A few gifts & a missed opportunity: A look at Australia’s budget update
Unlike in the years prior, Australia’s mid-year budget update this year came with a few happy surprises for higher education, with several goodies heralding an era of positive change for the sector.
Specifically, the Morrison Government announced funding for four projects with an eye on lifting collaboration between universities and business to drive job creation and spark new business opportunities and productivity gains.
The projects, according to a media release on the mid-year economic and fiscal outlook (MYEFO), include the following:
- AU$2 million to support the initial stages of a hydrogen hub to enable the creation of a hydrogen fuel cell and supply chain project at Deakin University’s Warrnambool campus
- AU$2 million to establish the Nowra Agri-business Innovation Hub to connect the regional agri-business sector with the latest technologies and research
- AU$2 million to retrain workers at South Australia’s ASC Shipbuilding with new digital skills to help meet the skills demanded by the country’s record investment in continuous naval shipbuilding.
- AU$3.6 million to trial a national one-year Diploma in Applied Technologies to boost the skills of workers in small to medium manufacturing businesses
Commenting, Education Minister Dan Tehan said the projects form part of the administration’s plan to encourage greater collaboration between higher education and business on research innovation and workforce preparation.
He noted that Australia’s world-leading universities were home to some of the best and the brightest minds on the planet. The government, he said, wants to better use that talent to lift productivity levels and grow the economy.
“Our government is investing in partnerships between universities, industry and government to drive the commercialisation of research,” he said.
“We are supporting universities to work with industry to ensure we have the capacity to turn our discoveries into something that has concrete benefits for Australians.”
The announcements offer a welcome respite for the sector after it was hit the last two Christmasses with major cuts, such as the abrupt termination of the demand-driven university funding system in 2017 and the shock AU$329 cut to research grants last year.
This time, the budget update included nearly AU$200 million in new spending for the sector, most of them already announced over the year.
Apart from allocations to lift university-business activity, key measures in the MYEFO that affect universities include an AU$15 million allocation for five extra regional study hubs; AU$30 million for a School of Mines at CQUniversity in Rockhampton; and AU$30 million for the Tasmania Defence Innovation and Design precinct at the University of Tasmania in Launceston.

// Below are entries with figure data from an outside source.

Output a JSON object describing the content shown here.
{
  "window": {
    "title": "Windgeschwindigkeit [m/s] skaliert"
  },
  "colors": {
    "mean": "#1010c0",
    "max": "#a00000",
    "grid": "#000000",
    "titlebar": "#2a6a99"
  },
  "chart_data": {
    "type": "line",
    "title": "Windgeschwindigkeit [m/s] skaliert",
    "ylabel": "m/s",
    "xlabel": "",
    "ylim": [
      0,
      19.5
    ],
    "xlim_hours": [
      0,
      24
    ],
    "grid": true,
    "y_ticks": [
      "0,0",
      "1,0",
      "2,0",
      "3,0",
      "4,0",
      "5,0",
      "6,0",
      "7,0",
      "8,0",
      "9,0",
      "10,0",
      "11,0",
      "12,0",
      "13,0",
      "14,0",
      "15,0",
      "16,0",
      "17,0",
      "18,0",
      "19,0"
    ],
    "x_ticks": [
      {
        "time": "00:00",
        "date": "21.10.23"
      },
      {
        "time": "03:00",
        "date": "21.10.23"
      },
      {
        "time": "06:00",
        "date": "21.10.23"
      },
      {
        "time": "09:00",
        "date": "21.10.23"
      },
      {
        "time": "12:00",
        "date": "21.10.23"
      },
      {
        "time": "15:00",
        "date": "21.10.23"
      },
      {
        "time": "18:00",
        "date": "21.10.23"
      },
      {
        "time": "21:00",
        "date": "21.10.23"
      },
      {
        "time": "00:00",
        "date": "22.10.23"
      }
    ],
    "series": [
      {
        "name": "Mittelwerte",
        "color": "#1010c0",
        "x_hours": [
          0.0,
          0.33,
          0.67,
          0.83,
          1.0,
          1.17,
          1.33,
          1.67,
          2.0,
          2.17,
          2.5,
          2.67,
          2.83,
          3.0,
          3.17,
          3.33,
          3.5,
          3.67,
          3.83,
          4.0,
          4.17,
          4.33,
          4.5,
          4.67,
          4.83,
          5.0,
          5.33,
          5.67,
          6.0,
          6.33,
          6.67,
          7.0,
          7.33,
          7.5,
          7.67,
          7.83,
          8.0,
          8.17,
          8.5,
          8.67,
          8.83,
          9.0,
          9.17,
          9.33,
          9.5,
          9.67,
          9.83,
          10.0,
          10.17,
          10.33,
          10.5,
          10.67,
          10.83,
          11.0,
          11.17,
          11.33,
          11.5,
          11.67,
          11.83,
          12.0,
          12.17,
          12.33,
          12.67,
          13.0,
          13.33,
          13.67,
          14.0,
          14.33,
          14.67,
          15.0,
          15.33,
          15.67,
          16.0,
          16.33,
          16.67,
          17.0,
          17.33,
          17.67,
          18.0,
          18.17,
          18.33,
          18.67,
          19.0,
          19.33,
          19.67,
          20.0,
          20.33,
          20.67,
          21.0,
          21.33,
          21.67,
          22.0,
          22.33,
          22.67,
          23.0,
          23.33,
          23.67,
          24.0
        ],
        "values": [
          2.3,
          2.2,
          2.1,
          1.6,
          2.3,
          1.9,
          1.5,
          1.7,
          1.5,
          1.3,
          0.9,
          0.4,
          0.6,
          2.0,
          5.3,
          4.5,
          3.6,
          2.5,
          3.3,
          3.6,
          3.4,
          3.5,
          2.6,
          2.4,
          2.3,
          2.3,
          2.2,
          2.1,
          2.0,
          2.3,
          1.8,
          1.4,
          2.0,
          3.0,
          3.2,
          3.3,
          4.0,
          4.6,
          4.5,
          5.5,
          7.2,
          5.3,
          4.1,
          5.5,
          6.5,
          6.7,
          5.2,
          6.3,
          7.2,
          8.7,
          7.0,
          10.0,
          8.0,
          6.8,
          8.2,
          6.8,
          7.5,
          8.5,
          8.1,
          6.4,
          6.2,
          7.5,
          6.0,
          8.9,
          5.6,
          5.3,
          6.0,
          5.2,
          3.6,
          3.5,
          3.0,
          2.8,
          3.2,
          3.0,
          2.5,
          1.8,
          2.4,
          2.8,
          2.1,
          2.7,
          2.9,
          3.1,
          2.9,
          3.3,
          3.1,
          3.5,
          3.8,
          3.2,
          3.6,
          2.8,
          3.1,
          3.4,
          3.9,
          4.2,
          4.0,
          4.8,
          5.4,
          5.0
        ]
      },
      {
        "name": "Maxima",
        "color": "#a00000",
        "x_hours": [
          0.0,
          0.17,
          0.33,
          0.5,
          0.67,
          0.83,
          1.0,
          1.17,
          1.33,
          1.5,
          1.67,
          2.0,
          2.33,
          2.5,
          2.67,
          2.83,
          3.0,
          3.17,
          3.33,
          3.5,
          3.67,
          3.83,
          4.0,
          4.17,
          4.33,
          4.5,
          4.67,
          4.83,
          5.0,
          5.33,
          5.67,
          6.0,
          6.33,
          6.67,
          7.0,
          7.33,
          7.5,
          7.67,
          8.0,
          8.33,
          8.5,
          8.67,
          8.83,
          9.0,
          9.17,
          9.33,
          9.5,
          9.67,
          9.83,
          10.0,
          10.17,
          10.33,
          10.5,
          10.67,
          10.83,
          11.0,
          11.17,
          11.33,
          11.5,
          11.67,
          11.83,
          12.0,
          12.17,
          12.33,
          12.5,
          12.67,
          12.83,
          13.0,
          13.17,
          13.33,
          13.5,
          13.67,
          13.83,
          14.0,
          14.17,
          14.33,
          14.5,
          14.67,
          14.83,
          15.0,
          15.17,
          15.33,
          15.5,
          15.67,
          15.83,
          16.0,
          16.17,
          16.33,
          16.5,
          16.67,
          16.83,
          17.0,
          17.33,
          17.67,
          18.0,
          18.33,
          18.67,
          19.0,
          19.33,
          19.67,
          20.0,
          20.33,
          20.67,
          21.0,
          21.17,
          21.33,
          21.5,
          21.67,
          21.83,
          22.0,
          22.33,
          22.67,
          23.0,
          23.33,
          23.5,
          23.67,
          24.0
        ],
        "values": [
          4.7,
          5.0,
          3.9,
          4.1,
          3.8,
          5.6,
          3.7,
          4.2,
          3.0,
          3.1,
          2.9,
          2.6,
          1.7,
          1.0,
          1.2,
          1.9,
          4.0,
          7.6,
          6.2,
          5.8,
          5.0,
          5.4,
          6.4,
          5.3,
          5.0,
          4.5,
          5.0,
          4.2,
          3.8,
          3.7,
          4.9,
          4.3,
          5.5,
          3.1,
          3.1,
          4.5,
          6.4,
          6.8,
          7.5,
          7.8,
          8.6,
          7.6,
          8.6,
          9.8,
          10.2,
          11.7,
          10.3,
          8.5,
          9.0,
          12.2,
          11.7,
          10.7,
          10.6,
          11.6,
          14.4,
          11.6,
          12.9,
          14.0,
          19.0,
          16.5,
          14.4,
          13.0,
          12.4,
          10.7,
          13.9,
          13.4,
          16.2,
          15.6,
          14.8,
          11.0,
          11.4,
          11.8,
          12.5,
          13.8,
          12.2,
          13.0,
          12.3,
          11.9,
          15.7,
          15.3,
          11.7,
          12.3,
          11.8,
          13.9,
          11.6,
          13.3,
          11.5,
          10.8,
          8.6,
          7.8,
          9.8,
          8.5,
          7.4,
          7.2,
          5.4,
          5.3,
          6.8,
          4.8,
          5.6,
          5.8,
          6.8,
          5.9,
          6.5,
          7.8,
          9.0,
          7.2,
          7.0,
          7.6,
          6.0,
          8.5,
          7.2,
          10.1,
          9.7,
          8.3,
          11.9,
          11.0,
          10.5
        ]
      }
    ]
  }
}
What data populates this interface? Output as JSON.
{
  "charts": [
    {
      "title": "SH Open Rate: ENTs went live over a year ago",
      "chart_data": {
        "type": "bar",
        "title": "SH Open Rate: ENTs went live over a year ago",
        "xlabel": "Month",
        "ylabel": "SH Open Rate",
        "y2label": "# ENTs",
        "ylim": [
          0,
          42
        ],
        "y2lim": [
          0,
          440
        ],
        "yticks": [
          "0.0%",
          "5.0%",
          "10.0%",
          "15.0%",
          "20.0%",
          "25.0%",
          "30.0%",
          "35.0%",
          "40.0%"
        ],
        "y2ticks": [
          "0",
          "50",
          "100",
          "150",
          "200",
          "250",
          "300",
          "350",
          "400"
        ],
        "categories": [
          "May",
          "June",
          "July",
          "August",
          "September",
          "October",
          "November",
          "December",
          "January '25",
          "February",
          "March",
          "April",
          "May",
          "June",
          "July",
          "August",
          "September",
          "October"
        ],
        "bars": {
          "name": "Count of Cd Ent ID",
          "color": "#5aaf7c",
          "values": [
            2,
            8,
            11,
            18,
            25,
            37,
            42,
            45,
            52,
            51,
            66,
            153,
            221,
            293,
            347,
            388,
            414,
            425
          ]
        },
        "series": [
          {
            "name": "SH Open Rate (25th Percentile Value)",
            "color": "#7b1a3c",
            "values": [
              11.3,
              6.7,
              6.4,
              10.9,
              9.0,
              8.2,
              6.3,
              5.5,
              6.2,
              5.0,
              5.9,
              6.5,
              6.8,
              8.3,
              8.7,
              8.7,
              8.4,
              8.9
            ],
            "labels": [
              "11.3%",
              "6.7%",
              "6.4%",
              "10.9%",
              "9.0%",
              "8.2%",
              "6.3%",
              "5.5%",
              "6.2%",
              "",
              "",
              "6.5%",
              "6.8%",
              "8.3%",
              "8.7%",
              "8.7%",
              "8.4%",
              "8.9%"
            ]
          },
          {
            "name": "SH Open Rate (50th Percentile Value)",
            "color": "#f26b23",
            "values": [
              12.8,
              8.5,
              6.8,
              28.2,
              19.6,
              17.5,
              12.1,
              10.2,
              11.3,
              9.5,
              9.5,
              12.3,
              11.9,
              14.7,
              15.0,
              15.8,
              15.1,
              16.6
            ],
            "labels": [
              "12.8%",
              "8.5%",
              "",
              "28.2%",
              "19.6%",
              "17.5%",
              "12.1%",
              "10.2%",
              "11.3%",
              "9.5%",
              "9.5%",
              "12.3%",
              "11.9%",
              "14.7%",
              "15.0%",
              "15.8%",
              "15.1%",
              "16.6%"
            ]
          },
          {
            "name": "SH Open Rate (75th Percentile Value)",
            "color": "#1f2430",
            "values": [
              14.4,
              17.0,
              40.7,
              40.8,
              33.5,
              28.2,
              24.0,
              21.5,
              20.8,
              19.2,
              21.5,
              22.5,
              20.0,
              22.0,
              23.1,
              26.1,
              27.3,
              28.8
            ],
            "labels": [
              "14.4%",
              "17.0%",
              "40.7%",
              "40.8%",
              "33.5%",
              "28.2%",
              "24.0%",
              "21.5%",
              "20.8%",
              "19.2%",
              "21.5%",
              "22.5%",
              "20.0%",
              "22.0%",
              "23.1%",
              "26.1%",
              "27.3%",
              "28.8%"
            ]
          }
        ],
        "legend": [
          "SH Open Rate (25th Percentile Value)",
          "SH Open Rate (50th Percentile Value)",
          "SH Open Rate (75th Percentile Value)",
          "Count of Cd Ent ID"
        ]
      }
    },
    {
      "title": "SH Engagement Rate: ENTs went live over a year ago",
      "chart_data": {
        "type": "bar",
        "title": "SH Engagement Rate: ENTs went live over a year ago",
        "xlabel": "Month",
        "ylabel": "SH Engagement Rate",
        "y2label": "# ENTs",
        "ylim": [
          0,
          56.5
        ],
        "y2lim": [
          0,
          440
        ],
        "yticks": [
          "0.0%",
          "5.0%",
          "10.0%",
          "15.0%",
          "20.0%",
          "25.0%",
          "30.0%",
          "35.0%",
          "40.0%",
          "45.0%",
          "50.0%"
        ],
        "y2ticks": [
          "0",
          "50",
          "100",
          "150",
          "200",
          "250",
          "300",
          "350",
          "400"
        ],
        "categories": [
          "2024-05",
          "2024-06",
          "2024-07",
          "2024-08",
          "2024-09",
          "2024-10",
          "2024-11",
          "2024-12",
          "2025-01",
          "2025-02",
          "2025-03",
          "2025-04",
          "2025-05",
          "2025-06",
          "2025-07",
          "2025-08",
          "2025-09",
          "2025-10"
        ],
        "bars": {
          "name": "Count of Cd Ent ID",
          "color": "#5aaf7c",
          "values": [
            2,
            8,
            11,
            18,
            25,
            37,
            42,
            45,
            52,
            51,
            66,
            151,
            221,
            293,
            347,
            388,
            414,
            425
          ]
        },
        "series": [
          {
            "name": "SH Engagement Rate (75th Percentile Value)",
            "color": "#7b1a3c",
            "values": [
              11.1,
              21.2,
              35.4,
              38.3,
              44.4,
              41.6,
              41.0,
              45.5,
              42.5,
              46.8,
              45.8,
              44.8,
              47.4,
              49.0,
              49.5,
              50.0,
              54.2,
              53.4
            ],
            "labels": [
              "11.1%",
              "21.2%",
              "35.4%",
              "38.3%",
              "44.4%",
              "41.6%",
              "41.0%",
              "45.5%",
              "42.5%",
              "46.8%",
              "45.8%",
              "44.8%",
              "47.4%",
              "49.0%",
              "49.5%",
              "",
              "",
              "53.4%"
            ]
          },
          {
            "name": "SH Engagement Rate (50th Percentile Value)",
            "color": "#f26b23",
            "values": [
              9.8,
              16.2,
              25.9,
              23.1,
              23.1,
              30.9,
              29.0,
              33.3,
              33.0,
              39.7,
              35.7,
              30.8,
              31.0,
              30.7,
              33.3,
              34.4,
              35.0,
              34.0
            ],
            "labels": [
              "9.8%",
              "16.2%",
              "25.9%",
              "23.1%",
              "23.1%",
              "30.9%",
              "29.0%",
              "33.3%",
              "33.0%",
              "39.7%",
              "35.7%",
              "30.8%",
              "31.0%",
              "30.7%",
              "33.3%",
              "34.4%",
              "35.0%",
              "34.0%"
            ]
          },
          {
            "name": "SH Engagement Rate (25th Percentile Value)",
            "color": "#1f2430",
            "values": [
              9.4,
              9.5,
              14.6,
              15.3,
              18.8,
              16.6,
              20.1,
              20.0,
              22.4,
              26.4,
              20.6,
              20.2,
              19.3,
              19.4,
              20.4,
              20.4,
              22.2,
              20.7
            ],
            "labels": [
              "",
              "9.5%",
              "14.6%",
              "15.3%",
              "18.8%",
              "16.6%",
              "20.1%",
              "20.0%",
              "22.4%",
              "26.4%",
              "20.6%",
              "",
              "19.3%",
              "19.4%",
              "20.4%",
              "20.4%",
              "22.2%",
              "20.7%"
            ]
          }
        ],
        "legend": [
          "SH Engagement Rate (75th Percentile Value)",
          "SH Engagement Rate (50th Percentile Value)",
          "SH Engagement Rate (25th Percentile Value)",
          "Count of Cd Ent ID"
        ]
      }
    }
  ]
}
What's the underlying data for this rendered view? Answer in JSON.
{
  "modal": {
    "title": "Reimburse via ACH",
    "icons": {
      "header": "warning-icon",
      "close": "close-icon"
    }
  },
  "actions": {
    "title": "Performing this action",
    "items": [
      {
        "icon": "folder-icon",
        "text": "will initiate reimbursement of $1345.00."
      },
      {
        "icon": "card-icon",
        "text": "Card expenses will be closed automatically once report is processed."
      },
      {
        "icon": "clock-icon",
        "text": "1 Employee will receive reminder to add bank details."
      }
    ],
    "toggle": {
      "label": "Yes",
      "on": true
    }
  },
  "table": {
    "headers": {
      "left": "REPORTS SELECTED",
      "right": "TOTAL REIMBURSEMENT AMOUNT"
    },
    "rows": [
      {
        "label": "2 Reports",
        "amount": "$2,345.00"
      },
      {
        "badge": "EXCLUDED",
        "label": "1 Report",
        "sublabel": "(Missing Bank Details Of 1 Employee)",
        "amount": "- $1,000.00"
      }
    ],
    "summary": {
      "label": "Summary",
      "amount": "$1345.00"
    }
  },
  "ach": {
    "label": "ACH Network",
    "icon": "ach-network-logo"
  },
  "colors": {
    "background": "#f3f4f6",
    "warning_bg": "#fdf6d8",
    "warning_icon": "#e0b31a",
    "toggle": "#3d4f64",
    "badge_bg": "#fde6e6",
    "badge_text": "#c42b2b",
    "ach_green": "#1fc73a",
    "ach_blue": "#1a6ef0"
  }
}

In comments on the budget update, Universities Australia Chief Executive Catriona Jackson questioned the government’s failure to add a premium rate to the R&D tax incentive for businesses that collaborate with university.
She noted that this failure comes despite the government encouraging stronger ties between business and higher education.
“We think that was a missed opportunity and we’d encourage the government to take a fresh look at that in the new year,” she said.
Recent figures from the Australian Bureau of Statistics (ABS) show that R&D investments in Australia as a percentage to the economy have fallen to its lowest since pre-mining levels, dropping from 1.0 to 0.9 percent between the 2015-16 and 2017-18 periods.
Total investment in R&D has also fallen to its lowest in four decades relative to the size of the economy, going from 1.88 percent to 1.79 percent of GDP. Declining levels of productivity and innovation-boosting research have forced Australia to lag behind its peers in the developed world; the OECD average for R&D investment is 2.38 percent of GDP.
In the MYEFO, the AU$45 billion budget surplus the government had projected over the next four years was revised down to AU$24 billion, due to the “weak momentum in the global economy as well as domestic challenges such as the devastating effects of drought and bushfires”.
Jackson said in view of such challenging times ahead, investing in university education and research were vital to Australia retaining its competitive edge on the global stage.
“We need to keep our foot on the productivity level” with skilled graduates and research, said the head of the universities peak body.
“With the global economy facing strengthening headwinds, we need to accelerate into them by investing in our people and job-creating research breakthroughs,” she said in a release.
“In challenging economic times, people often seek to get back into education or training to better their chances of getting work.”
“Like successful businesses, as times get tougher, smart governments invest in the future of their people.”